Worried you’ve been pwned? Find out
One of the largest data breaches on record was the Collection #1 Data Breach in January 2019; it included 7.73 million records and more than 2.7 billion email addresses and passwords.
Communication concerning breaches has improved over the years but is still lacking. So, where should you turn to determine whether you’re at risk? We recommend haveibeenpwned.com (HIBP), a site from creator Troy Hunt. HIBP allows you to query your email address (without storing it) to confirm whether any website logins using that email address have been compromised, or ‘pwned’, and if so, in what breach. (The term pwned originated in the land of computer games, where it means you’ve been defeated. Don’t let a breach defeat you.)
Who is Troy Hunt?
Troy is an Australian security and cloud specialist, Pluralsight author, and Microsoft Regional Director. He provides the HIBP service to the public as a free educational tool, but it also serves as a testbed for cloud technologies, such as Microsoft Azure. Learn more about Troy’s credentials on his LinkedIn profile, his YouTube channel, and his website.
Oh no – pwned!
If HIBP reports that you have indeed been caught up in a breach, it’s time to act. Do you still have access to – and can you log in to – the email accounts linked to the breaches? If not, use the account’s password retrieval or reset process. Once you gain access, follow these three steps:
Get a password manager, such as LastPass, 1Password, Zoho Vault, Kaspersky, or KeePass.

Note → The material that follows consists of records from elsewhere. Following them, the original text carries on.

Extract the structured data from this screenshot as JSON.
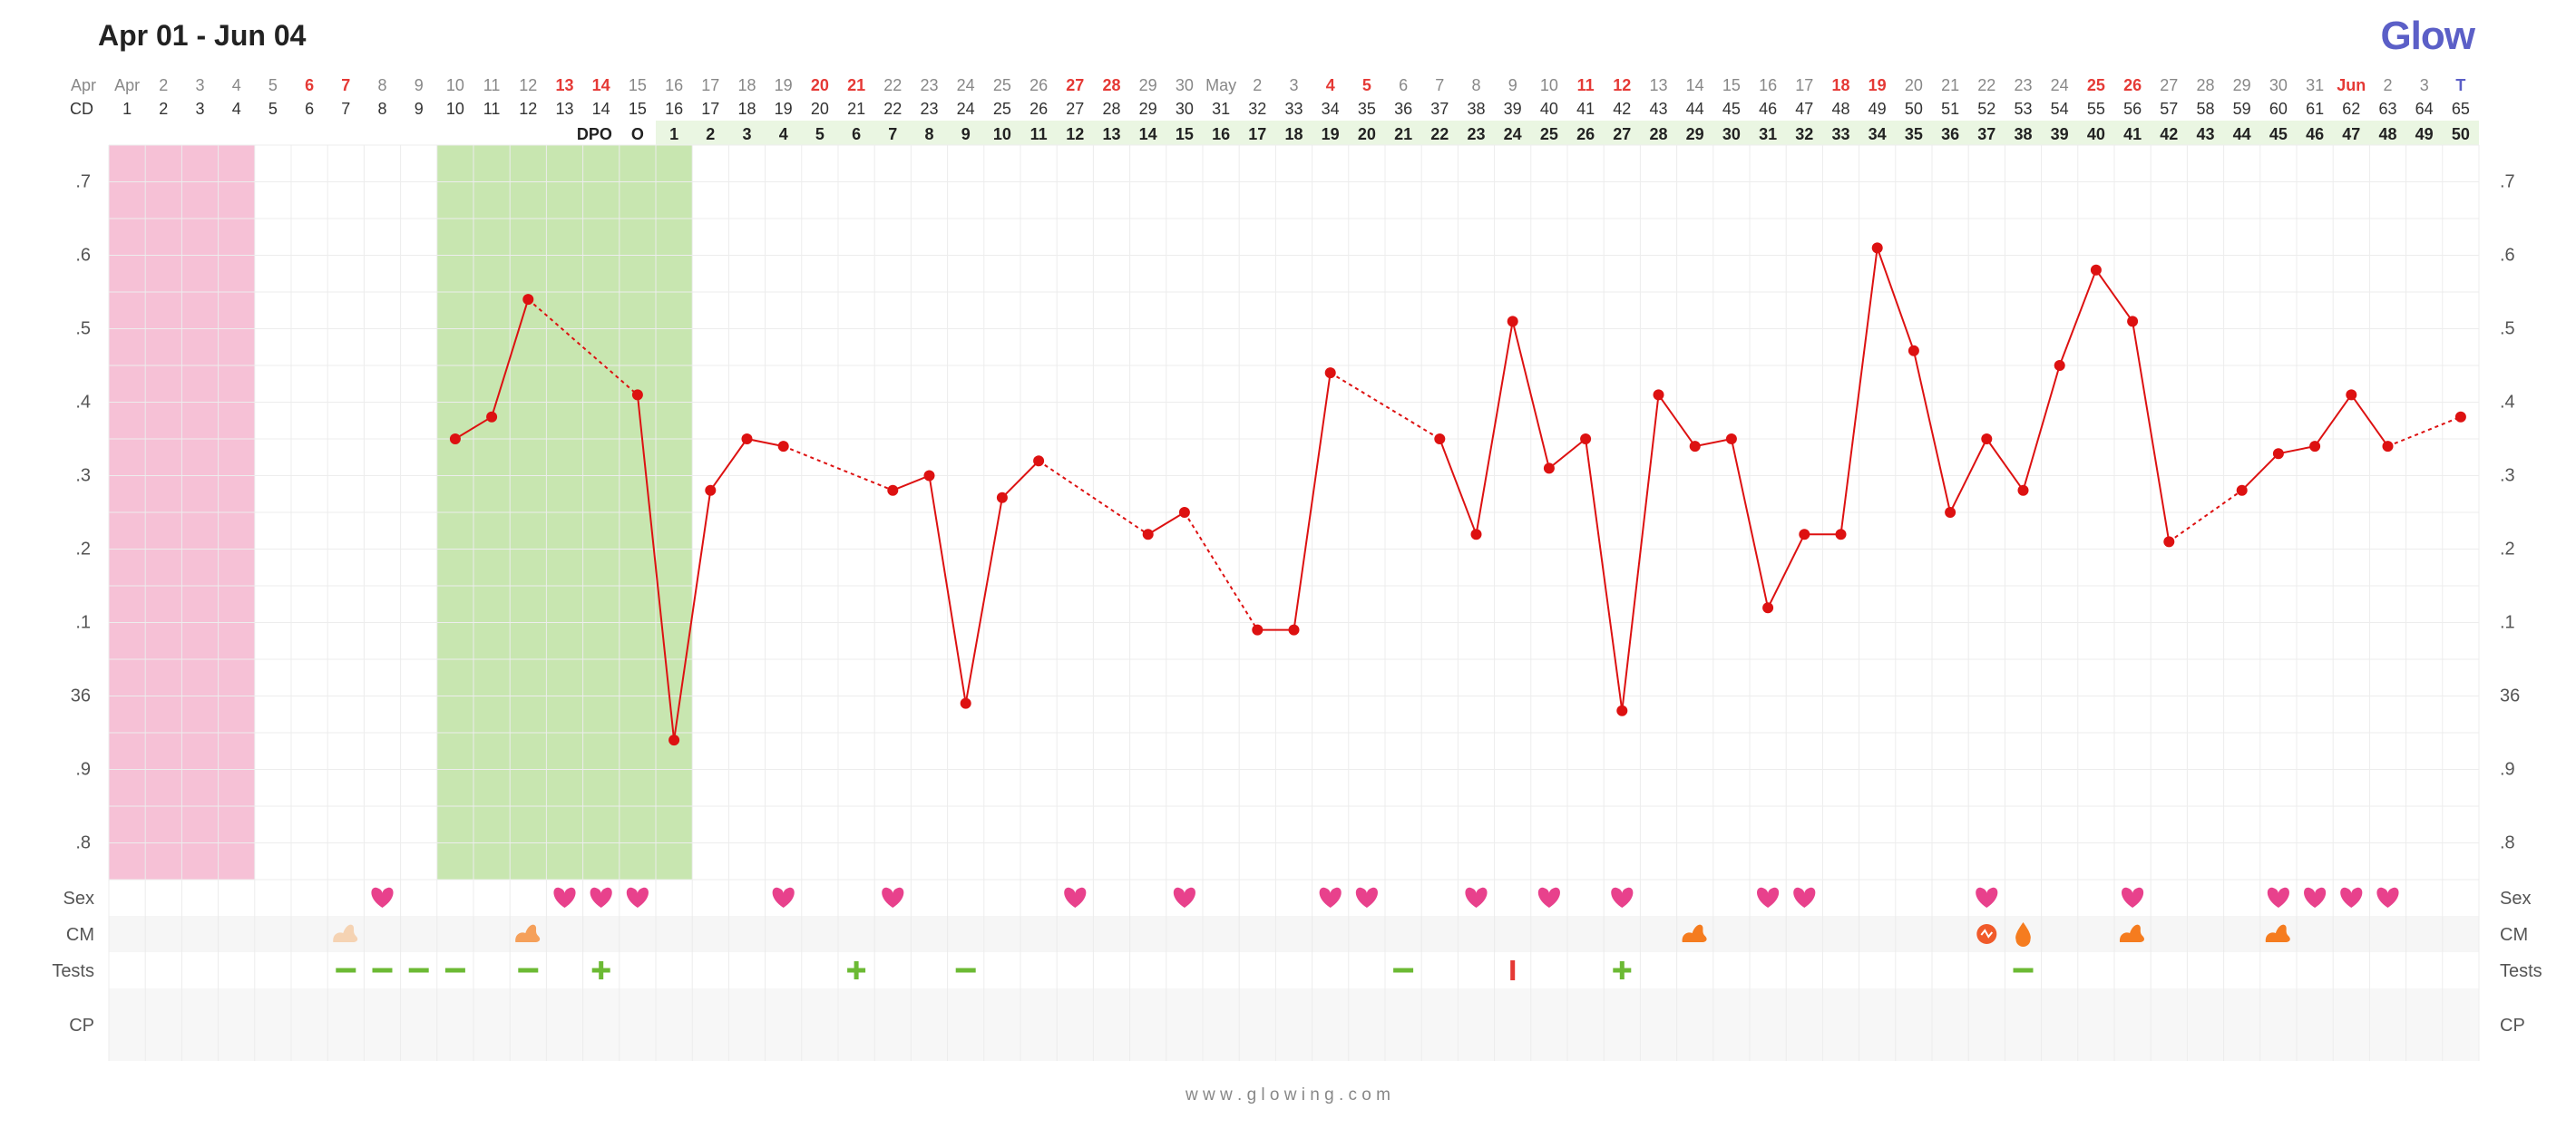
{
  "header": {
    "title": "Apr 01 - Jun 04",
    "logo": "Glow",
    "footer": "w w w . g l o w i n g . c o m",
    "brand_color": "#5b5fc7"
  },
  "colors": {
    "line": "#dd1111",
    "period_band": "#f6c1d6",
    "fertile_band": "#c8e6b0",
    "dpo_row_bg": "#eaf6e2",
    "weekend": "#e53935",
    "today": "#5b5fc7",
    "heart": "#e8418c",
    "test_negative": "#6cba34",
    "test_positive": "#6cba34",
    "test_line": "#e53935"
  },
  "rows": {
    "month_label": "Apr",
    "cd_label": "CD",
    "dpo_label": "DPO",
    "sex_label": "Sex",
    "cm_label": "CM",
    "tests_label": "Tests",
    "cp_label": "CP"
  },
  "date_labels": [
    "Apr",
    "2",
    "3",
    "4",
    "5",
    "6",
    "7",
    "8",
    "9",
    "10",
    "11",
    "12",
    "13",
    "14",
    "15",
    "16",
    "17",
    "18",
    "19",
    "20",
    "21",
    "22",
    "23",
    "24",
    "25",
    "26",
    "27",
    "28",
    "29",
    "30",
    "May",
    "2",
    "3",
    "4",
    "5",
    "6",
    "7",
    "8",
    "9",
    "10",
    "11",
    "12",
    "13",
    "14",
    "15",
    "16",
    "17",
    "18",
    "19",
    "20",
    "21",
    "22",
    "23",
    "24",
    "25",
    "26",
    "27",
    "28",
    "29",
    "30",
    "31",
    "Jun",
    "2",
    "3",
    "T"
  ],
  "weekend_indices": [
    5,
    6,
    12,
    13,
    19,
    20,
    26,
    27,
    33,
    34,
    40,
    41,
    47,
    48,
    54,
    55,
    61
  ],
  "today_index": 64,
  "cd_labels": [
    "1",
    "2",
    "3",
    "4",
    "5",
    "6",
    "7",
    "8",
    "9",
    "10",
    "11",
    "12",
    "13",
    "14",
    "15",
    "16",
    "17",
    "18",
    "19",
    "20",
    "21",
    "22",
    "23",
    "24",
    "25",
    "26",
    "27",
    "28",
    "29",
    "30",
    "31",
    "32",
    "33",
    "34",
    "35",
    "36",
    "37",
    "38",
    "39",
    "40",
    "41",
    "42",
    "43",
    "44",
    "45",
    "46",
    "47",
    "48",
    "49",
    "50",
    "51",
    "52",
    "53",
    "54",
    "55",
    "56",
    "57",
    "58",
    "59",
    "60",
    "61",
    "62",
    "63",
    "64",
    "65"
  ],
  "dpo": {
    "ovulation_marker": "O",
    "ovulation_index": 14,
    "values": [
      "1",
      "2",
      "3",
      "4",
      "5",
      "6",
      "7",
      "8",
      "9",
      "10",
      "11",
      "12",
      "13",
      "14",
      "15",
      "16",
      "17",
      "18",
      "19",
      "20",
      "21",
      "22",
      "23",
      "24",
      "25",
      "26",
      "27",
      "28",
      "29",
      "30",
      "31",
      "32",
      "33",
      "34",
      "35",
      "36",
      "37",
      "38",
      "39",
      "40",
      "41",
      "42",
      "43",
      "44",
      "45",
      "46",
      "47",
      "48",
      "49",
      "50"
    ]
  },
  "y_axis": {
    "ticks": [
      ".7",
      ".6",
      ".5",
      ".4",
      ".3",
      ".2",
      ".1",
      "36",
      ".9",
      ".8"
    ],
    "tick_values": [
      36.7,
      36.6,
      36.5,
      36.4,
      36.3,
      36.2,
      36.1,
      36.0,
      35.9,
      35.8
    ],
    "min": 35.75,
    "max": 36.75
  },
  "chart_data": {
    "type": "line",
    "title": "Apr 01 - Jun 04",
    "x": [
      "Apr 01",
      "Apr 02",
      "Apr 03",
      "Apr 04",
      "Apr 05",
      "Apr 06",
      "Apr 07",
      "Apr 08",
      "Apr 09",
      "Apr 10",
      "Apr 11",
      "Apr 12",
      "Apr 13",
      "Apr 14",
      "Apr 15",
      "Apr 16",
      "Apr 17",
      "Apr 18",
      "Apr 19",
      "Apr 20",
      "Apr 21",
      "Apr 22",
      "Apr 23",
      "Apr 24",
      "Apr 25",
      "Apr 26",
      "Apr 27",
      "Apr 28",
      "Apr 29",
      "Apr 30",
      "May 01",
      "May 02",
      "May 03",
      "May 04",
      "May 05",
      "May 06",
      "May 07",
      "May 08",
      "May 09",
      "May 10",
      "May 11",
      "May 12",
      "May 13",
      "May 14",
      "May 15",
      "May 16",
      "May 17",
      "May 18",
      "May 19",
      "May 20",
      "May 21",
      "May 22",
      "May 23",
      "May 24",
      "May 25",
      "May 26",
      "May 27",
      "May 28",
      "May 29",
      "May 30",
      "May 31",
      "Jun 01",
      "Jun 02",
      "Jun 03",
      "Jun 04"
    ],
    "temperatures": [
      null,
      null,
      null,
      null,
      null,
      null,
      null,
      null,
      null,
      36.35,
      36.38,
      36.54,
      null,
      null,
      36.41,
      35.94,
      36.28,
      36.35,
      36.34,
      null,
      null,
      36.28,
      36.3,
      35.99,
      36.27,
      36.32,
      null,
      null,
      36.22,
      36.25,
      null,
      36.09,
      36.09,
      36.44,
      null,
      null,
      36.35,
      36.22,
      36.51,
      36.31,
      36.35,
      35.98,
      36.41,
      36.34,
      36.35,
      36.12,
      36.22,
      36.22,
      36.61,
      36.47,
      36.25,
      36.35,
      36.28,
      36.45,
      36.58,
      36.51,
      36.21,
      null,
      36.28,
      36.33,
      36.34,
      36.41,
      36.34,
      null,
      36.38
    ],
    "ylim": [
      35.75,
      36.75
    ],
    "period_days": [
      0,
      1,
      2,
      3
    ],
    "fertile_window_days": [
      9,
      10,
      11,
      12,
      13,
      14,
      15
    ],
    "ovulation_day_index": 14,
    "sex_days": [
      7,
      12,
      13,
      14,
      18,
      21,
      26,
      29,
      33,
      34,
      37,
      39,
      41,
      45,
      46,
      51,
      55,
      59,
      60,
      61,
      62
    ],
    "cm": [
      {
        "index": 6,
        "type": "creamy",
        "color": "#f5d3b3"
      },
      {
        "index": 11,
        "type": "creamy",
        "color": "#f5a05a"
      },
      {
        "index": 43,
        "type": "sticky",
        "color": "#f57c1f"
      },
      {
        "index": 51,
        "type": "spotting",
        "color": "#f05a2a"
      },
      {
        "index": 52,
        "type": "watery",
        "color": "#f57c1f"
      },
      {
        "index": 55,
        "type": "sticky",
        "color": "#f57c1f"
      },
      {
        "index": 59,
        "type": "sticky",
        "color": "#f57c1f"
      }
    ],
    "tests": [
      {
        "index": 6,
        "result": "negative"
      },
      {
        "index": 7,
        "result": "negative"
      },
      {
        "index": 8,
        "result": "negative"
      },
      {
        "index": 9,
        "result": "negative"
      },
      {
        "index": 11,
        "result": "negative"
      },
      {
        "index": 13,
        "result": "positive"
      },
      {
        "index": 20,
        "result": "positive"
      },
      {
        "index": 23,
        "result": "negative"
      },
      {
        "index": 35,
        "result": "negative"
      },
      {
        "index": 38,
        "result": "line"
      },
      {
        "index": 41,
        "result": "positive"
      },
      {
        "index": 52,
        "result": "negative"
      }
    ]
  }
}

Reset your passwords both for the compromised website logins and for the related email address
Generate stronger and different passwords for the site and your email login, using the password manager from point 1.
Enable two-factor authentication.
FYI … the HIBP website can also notify you of future breaches, but to receive these notifications, you must sign up and store your email address.
With these tips, tricks, and Troy having your back, you can put your worries to rest when a breach gets within reach!